Adrienne Sloane is a contemporary fiber artist with a political focus; she deeply explores all forms of sculptural knit structures out of her Lexington, Massachusetts studio. As a hand and machine knitter, her work often addresses timely but universal issues while remaining mindful of the rich historical context of her medium. Sloane exhibits and teaches internationally and has also worked with indigenous knitters on economic development projects in Bolivia and Peru.

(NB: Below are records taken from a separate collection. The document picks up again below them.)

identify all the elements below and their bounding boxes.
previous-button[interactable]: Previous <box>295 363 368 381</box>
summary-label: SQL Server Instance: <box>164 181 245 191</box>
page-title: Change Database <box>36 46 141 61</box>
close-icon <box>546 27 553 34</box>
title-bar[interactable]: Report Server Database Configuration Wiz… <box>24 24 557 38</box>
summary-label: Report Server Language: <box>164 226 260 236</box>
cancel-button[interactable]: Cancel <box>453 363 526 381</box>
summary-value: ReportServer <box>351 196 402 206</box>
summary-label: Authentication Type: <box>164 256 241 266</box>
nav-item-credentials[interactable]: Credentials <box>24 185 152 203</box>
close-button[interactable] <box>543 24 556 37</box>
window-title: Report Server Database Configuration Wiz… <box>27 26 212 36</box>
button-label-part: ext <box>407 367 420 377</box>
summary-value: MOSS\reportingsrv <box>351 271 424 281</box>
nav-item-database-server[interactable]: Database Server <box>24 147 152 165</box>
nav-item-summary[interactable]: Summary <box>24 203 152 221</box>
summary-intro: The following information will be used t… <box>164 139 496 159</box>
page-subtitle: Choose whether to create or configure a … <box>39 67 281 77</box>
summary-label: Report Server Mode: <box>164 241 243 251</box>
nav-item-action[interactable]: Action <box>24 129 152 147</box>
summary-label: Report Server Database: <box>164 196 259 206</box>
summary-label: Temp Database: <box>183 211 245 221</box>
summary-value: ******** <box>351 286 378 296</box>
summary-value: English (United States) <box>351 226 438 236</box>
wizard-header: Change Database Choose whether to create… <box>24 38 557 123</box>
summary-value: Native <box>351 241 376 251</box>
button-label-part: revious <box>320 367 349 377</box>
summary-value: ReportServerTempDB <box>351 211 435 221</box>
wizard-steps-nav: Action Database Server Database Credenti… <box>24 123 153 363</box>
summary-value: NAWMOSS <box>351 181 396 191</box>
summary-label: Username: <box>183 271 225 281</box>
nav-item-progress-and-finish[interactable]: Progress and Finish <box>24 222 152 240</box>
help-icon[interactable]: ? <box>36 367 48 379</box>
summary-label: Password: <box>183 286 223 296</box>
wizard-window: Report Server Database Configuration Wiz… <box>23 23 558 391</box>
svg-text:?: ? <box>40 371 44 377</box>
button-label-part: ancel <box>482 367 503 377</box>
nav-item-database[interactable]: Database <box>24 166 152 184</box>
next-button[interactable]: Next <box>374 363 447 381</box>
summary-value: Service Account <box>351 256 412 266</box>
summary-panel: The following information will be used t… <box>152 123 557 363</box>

She also enjoys writing regularly for the magazine Fiber Art Now.
Naoe Suzuki was born in Tokyo, Japan, and came to the United States in 1985. Her work is conceptually driven by exploring our relationship with the environment through drawing, language, maps and history. Suzuki received a Bachelor of Arts in Studio Art from Bridgewater State University and a Master of Fine Arts from Massachusetts College of Art and Design. Suzuki has served as an artist-in-residence for the Broad Institute of MIT and Harvard, the Boston Arts Academy, and the Women’s Studies Research Center at Brandeis University. Her work has been shown nationally including at the deCordova Sculpture Park and Museum. She lives and works in Waltham, Massachusetts.
Joe Taveras is a roboticist, designer and artist who has spent most of his career selling robots around the world. For two years, Taveras served as Marketing Director for a leading personal robotics company. At the onset of the COVID-19 pandemic, he began painting for the first time. Having had no formal training, Taveras used the time in quarantine to engage in trial-and-error to develop his own style. Taveras uses painting to explore themes of technology, robotics and science fiction.